I wonder how to conditionally set a type alias, based on the existance of a type alias in input argument like this.
struct a { using type = int; }
template <typename T> struct wrapper {
using inner_t = ???how???; // if T::type exists, use T::type, else T
};
static_assert(std::is_same<wrapper<int>::inner_t, int>, "expected int");
static_assert(std::is_same<wrapper<a>::inner_t, int>, "expected inner type: int");
One naive attempt is like std::conditional<std::is_class<T>, T::type, T> if the existence of a type alias is a prerequisite, but is far from being safe, lacking a check for something like is_alias_present<T, type>. Besides that T::type is potentially not existing for all types resulting in a compiler error.

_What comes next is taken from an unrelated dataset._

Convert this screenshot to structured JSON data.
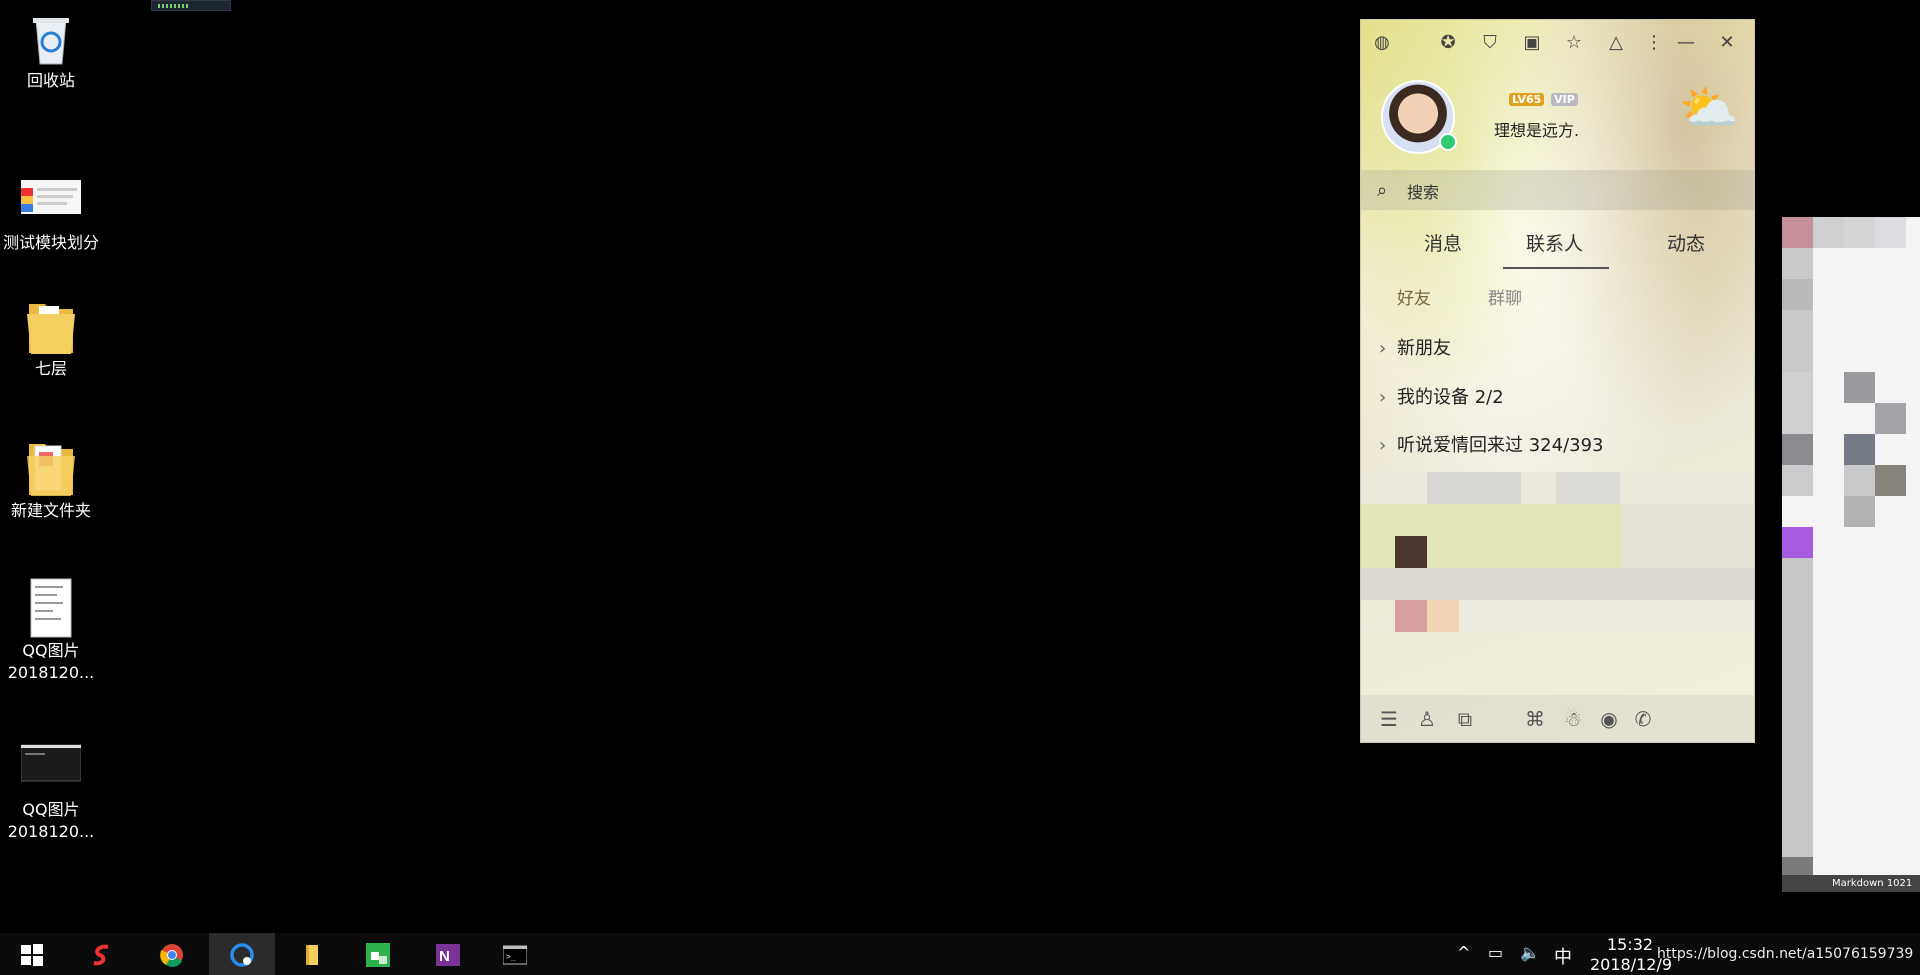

Apearently std::experimental::is_detected looks promising, but unfortunately not an option for now.
Not sure if metaprogramming libraries like boost::mp11 or boost::hana are a good approach to get that done.
There are 2 things, the traits to detect presence, and the lazy evaluation.
In C++20, the traits can be done easily with requires
template <typename T>
concept has_type = requires { typename T::type; }
Then the lazy evaluation:
template <typename T> struct wrapper {
using inner_t = std::conditional_t<has_type<T>, T, std::type_identity<T> >::type;
};